The other factor in Cispius’ success in the army was luck: all the intelligence and skill in the world couldn’t always keep a soldier alive, and courage was a negative survival factor. Choosing Pulto as his servant and bodyguard might have been the luckiest choice Cispius had made in his military career.
Cispius had led his troops from the front. Pulto was always there, anticipating dangers and putting himself between them and the Old Man. On one memorable afternoon Pulto had thrown himself over his master, unconscious on the frozen Danube, while Sarmatians thrust lances at him.
When Corylus went to Carce to finish his education with the finest rhetoric teachers in the empire, Cispius had sent Pulto with him. The dangers of a large city are less predictable than those of the frontier, and in many ways they are greater for a young man who has grown up in the structure of military service. Pulto would look out for the Young Master, just as he had for the father.

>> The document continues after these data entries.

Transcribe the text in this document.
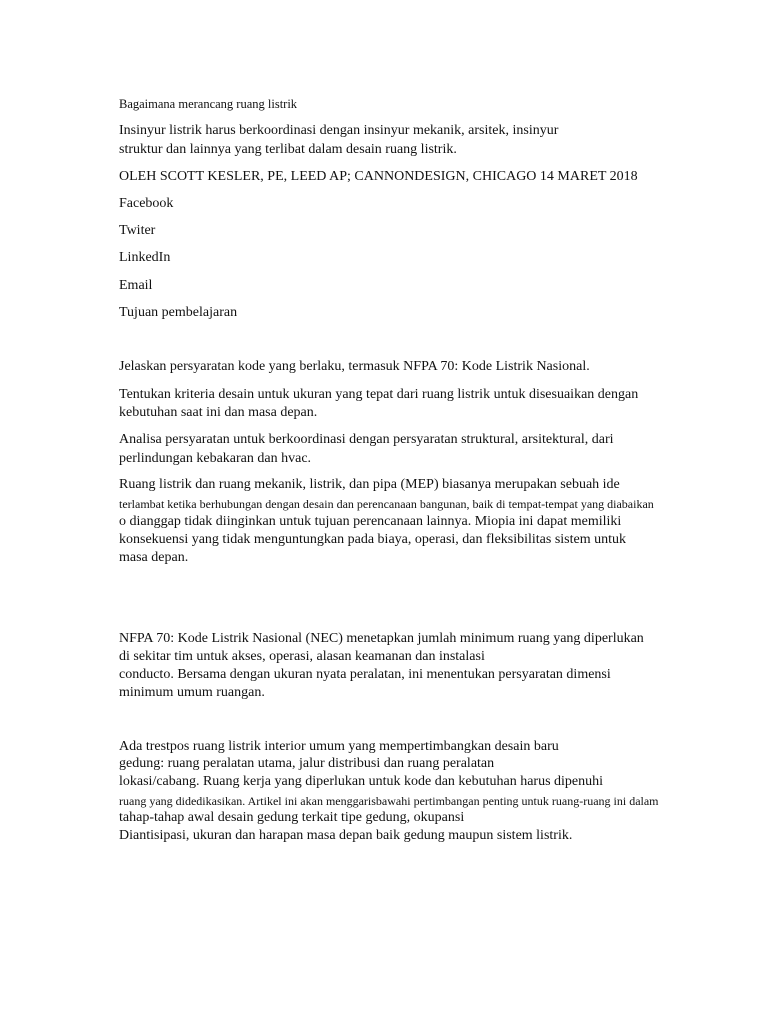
Bagaimana merancang ruang listrik
Insinyur listrik harus berkoordinasi dengan insinyur mekanik, arsitek, insinyur
struktur dan lainnya yang terlibat dalam desain ruang listrik.
OLEH SCOTT KESLER, PE, LEED AP; CANNONDESIGN, CHICAGO 14 MARET 2018
Facebook
Twiter
LinkedIn
Email
Tujuan pembelajaran
Jelaskan persyaratan kode yang berlaku, termasuk NFPA 70: Kode Listrik Nasional.
Tentukan kriteria desain untuk ukuran yang tepat dari ruang listrik untuk disesuaikan dengan
kebutuhan saat ini dan masa depan.
Analisa persyaratan untuk berkoordinasi dengan persyaratan struktural, arsitektural, dari
perlindungan kebakaran dan hvac.
Ruang listrik dan ruang mekanik, listrik, dan pipa (MEP) biasanya merupakan sebuah ide
terlambat ketika berhubungan dengan desain dan perencanaan bangunan, baik di tempat-tempat yang diabaikan
o dianggap tidak diinginkan untuk tujuan perencanaan lainnya. Miopia ini dapat memiliki
konsekuensi yang tidak menguntungkan pada biaya, operasi, dan fleksibilitas sistem untuk
masa depan.
NFPA 70: Kode Listrik Nasional (NEC) menetapkan jumlah minimum ruang yang diperlukan
di sekitar tim untuk akses, operasi, alasan keamanan dan instalasi
conducto. Bersama dengan ukuran nyata peralatan, ini menentukan persyaratan dimensi
minimum umum ruangan.
Ada trestpos ruang listrik interior umum yang mempertimbangkan desain baru
gedung: ruang peralatan utama, jalur distribusi dan ruang peralatan
lokasi/cabang. Ruang kerja yang diperlukan untuk kode dan kebutuhan harus dipenuhi
ruang yang didedikasikan. Artikel ini akan menggarisbawahi pertimbangan penting untuk ruang-ruang ini dalam
tahap-tahap awal desain gedung terkait tipe gedung, okupansi
Diantisipasi, ukuran dan harapan masa depan baik gedung maupun sistem listrik.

Corylus hadn’t thought he needed a minder, and perhaps he hadn’t: he was an active young man who avoided giving offense but who could take care of himself if he had to. In the army, though, you were never really alone, even when you were—unofficially—on the east side of the Danube with the Batavian Scouts
Early in his classes with Pandareus of Athens, Corylus had intervened when Piso, a senator’s son, and several cronies had started bullying a youth who was both smaller and obviously smarter. Corylus could have handled Piso and his friends easily enough, but he hadn’t thought about the retinue of servants accompanying the bullies.